The team was able to build networks that reproduced exactly in the computer simulation the time scales of the experimental data. The models also take into account the modulations observed in the time scales during the tasks: the efficiency of the interactions between neurons increases slightly, which in turn modifies the rhythm of the neuronal events.

The findings could change our view of the brain: “Our experimental observations combined with the computational model provide a basis for investigating the link between network structure, functional brain dynamics, and flexible behavior,” the publication concludes.

About this neuroscience research news

Author: Press office
Source: Max Planck Institute
Contact: Press Office – Max Planck Institute
Picture: Image is in public domain

Original research: Free access.
“Intrinsic visual cortex timescales change with selective attention and reflect spatial connectivity” by Roxana Zeraati et al. Nature Communication

Abstract

Intrinsic visual cortex timescales change with selective attention and reflect spatial connectivity

Intrinsic time scales characterize the dynamics of endogenous fluctuations in neuronal activity. The variation of intrinsic time scales across the neocortex reflects the functional specialization of cortical areas, but less is known about how intrinsic time scales change during cognitive tasks.

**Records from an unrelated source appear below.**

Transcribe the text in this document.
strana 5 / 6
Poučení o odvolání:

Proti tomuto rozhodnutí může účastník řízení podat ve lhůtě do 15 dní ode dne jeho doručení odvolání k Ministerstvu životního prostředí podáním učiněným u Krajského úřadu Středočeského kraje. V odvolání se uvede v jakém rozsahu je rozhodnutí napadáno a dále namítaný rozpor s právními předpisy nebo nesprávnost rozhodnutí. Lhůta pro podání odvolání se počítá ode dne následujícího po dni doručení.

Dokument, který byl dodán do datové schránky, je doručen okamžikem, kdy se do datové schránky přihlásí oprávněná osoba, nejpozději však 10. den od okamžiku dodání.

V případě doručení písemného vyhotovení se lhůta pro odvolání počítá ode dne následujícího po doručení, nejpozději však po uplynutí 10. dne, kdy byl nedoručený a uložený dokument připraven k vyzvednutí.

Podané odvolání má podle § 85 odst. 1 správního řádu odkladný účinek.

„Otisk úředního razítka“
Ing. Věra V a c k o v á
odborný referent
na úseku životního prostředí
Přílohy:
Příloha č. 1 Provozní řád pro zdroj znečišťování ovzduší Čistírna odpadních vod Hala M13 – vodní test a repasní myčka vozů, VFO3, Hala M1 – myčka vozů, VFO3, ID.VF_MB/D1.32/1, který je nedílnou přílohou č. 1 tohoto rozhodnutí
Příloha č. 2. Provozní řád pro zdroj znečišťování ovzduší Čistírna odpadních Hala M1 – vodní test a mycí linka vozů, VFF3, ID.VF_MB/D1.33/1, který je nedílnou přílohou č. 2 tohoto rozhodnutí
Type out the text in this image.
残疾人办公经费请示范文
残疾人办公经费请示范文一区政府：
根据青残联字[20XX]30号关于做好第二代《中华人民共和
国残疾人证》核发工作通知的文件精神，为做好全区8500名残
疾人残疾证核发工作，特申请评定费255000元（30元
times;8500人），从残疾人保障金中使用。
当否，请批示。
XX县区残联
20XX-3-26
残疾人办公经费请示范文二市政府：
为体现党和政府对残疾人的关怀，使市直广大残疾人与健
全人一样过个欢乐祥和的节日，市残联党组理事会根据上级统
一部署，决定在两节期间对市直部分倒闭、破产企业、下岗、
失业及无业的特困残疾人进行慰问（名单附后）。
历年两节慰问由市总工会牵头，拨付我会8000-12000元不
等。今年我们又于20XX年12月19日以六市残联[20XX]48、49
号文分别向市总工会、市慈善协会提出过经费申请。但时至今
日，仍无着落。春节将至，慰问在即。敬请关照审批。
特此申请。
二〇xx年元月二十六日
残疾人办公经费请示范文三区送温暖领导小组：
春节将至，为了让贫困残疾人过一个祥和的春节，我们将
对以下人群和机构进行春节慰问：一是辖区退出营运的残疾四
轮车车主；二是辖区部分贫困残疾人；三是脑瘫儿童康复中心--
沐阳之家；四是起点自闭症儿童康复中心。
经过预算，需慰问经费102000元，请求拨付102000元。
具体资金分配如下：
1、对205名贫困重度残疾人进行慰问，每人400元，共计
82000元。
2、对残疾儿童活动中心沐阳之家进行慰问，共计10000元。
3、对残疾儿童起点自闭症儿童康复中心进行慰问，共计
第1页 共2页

We measured the intrinsic time scales of local spike activity in the V4 area columns in male monkeys performing spatial attention tasks. Current peak activity occurred on at least two distinct timescales, fast and slow. The slow time scale increased as monkeys cared about the location of receptive fields and correlated with reaction times.

By evaluating the predictions of multiple network models, we found that spatiotemporal correlations in V4 activity were best explained by the model in which multiple timescales arise from recurrent interactions shaped by spatially arranged connectivity, and the Attentional modulation of time scales results from an increase in the efficiency of recurrent activity. interactions.

Our results suggest that multiple timescales may arise from spatial connectivity in the visual cortex and change flexibly with cognitive state due to dynamic efficient interactions between neurons.